Seis meses de prisión por pedir la dimisión del primer ministro luso en el Parlamento
El juez elogia el compromiso de la mujer pero la condena "por interrumpir un debate parlamentario"

Seis meses de prisión por pedir la dimisión del primer ministro portugués. Un tribunal de justicia de Lisboa ha condenado a una mujer que, desde las tribunas reservadas para el público en el parlamento luso, pidió la dimisión del entonces primer ministro, Pedro Passos Coelho.
El 11 de marzo del pasado año, Ana Nicolau, una desempleada de 39 años, y otras personas del público del grupo Precarios Inflexibles, comenzaron a lanzar gritos durante la sesión parlamentaria. Días antes, el diario Público había informado de que al primer ministro se le había olvidado pagar a la Seguridad Social. La sesión se interrumpió durante unos minutos hasta que las fuerzas de seguridad desalojaron a las personas que protestaban.
El juez ha condenado solo a Ana Nicolau con seis meses de prisión o 1.440 euros de multa por un delito de perturbación del funcionamiento del Parlamento, lo que está castigado hasta con tres años de cárcel.
El presidente del colegio de jueces, José Lopes Barata, ha señalado que el país necesita de ciudadanos comprometidos pero que "la sociedad no puede permitir que su actuación se haga dentro de la Asamblea de la República".
"La acusada se sobrepuso al poder de la Asamblea de la República, al impedir, aunque fuera por momentos, su funcionamiento", se escribe en el justificante de la condena.
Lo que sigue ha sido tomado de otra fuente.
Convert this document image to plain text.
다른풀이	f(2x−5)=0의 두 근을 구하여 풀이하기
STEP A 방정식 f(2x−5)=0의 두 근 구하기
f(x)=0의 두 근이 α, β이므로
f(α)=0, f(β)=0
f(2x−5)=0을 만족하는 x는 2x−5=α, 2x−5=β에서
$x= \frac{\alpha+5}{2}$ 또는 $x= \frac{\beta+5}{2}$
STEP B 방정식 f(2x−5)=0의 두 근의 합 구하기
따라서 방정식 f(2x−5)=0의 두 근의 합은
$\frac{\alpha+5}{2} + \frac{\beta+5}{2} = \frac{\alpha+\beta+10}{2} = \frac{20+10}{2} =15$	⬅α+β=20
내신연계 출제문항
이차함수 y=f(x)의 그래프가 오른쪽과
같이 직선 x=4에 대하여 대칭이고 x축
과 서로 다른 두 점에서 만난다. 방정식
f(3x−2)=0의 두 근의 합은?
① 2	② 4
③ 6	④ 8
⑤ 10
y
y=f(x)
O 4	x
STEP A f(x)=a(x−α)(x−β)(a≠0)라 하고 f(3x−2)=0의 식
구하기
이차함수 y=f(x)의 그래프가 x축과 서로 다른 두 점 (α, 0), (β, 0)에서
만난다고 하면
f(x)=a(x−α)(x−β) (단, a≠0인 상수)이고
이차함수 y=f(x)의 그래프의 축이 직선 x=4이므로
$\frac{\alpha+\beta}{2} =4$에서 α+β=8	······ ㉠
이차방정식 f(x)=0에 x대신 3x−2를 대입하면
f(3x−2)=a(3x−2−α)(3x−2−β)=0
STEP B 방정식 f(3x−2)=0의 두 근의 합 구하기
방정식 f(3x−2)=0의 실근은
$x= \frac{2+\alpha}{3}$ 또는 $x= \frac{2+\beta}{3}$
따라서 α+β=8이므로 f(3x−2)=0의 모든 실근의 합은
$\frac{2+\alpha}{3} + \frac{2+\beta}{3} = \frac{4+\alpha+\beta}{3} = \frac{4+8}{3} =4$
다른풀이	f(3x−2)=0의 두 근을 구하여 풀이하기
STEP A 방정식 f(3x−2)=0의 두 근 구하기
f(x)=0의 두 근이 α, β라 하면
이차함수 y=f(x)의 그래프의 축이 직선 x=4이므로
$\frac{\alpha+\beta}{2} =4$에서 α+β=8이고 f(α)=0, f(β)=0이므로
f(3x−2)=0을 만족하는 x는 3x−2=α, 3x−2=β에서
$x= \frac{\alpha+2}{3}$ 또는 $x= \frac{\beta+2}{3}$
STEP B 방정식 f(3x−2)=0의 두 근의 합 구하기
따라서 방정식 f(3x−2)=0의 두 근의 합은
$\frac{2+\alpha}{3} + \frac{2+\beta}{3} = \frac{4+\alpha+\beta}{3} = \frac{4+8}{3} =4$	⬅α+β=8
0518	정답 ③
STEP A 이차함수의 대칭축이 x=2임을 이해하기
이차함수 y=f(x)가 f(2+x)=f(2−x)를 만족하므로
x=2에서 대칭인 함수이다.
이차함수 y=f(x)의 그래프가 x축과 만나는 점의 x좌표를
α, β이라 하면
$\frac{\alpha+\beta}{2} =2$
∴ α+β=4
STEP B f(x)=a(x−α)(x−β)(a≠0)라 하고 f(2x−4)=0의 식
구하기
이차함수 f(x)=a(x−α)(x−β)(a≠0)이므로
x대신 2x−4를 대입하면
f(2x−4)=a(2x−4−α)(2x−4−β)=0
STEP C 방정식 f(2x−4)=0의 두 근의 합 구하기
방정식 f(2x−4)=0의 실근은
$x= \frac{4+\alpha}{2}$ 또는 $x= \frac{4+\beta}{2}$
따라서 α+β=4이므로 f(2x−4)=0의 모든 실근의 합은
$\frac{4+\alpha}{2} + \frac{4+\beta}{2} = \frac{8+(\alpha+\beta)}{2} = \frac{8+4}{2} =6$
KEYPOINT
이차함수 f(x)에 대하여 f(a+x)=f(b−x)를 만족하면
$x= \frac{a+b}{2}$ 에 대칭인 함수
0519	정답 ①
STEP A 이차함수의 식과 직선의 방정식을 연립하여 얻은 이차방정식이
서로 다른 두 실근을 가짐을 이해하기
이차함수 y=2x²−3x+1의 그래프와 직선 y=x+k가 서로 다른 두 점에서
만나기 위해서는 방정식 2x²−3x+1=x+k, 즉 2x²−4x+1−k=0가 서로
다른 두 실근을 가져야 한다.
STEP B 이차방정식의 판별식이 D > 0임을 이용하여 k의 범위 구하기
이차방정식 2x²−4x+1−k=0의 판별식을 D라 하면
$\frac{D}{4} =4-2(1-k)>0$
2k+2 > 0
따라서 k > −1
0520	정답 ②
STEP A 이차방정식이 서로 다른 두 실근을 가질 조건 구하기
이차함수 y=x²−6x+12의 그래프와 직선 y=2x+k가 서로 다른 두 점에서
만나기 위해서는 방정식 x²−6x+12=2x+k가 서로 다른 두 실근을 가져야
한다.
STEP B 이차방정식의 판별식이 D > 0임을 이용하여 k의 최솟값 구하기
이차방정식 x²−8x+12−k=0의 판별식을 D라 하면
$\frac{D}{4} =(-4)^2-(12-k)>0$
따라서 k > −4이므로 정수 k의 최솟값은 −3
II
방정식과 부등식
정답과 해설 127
Sin embargo, la resolución da una de cal y otra de arena, pues elogia que la condenada "quisiera contribuir al bienestar de la comunidad", pero de forma "ilícita" y sin expresar posterior arrepentimiento.
Ya se ha iniciado una campaña popular para que 1.440 personas donen un euro para abonar la multa. Ningún grupo parlamentario ha expresado su apoyo a la condenada.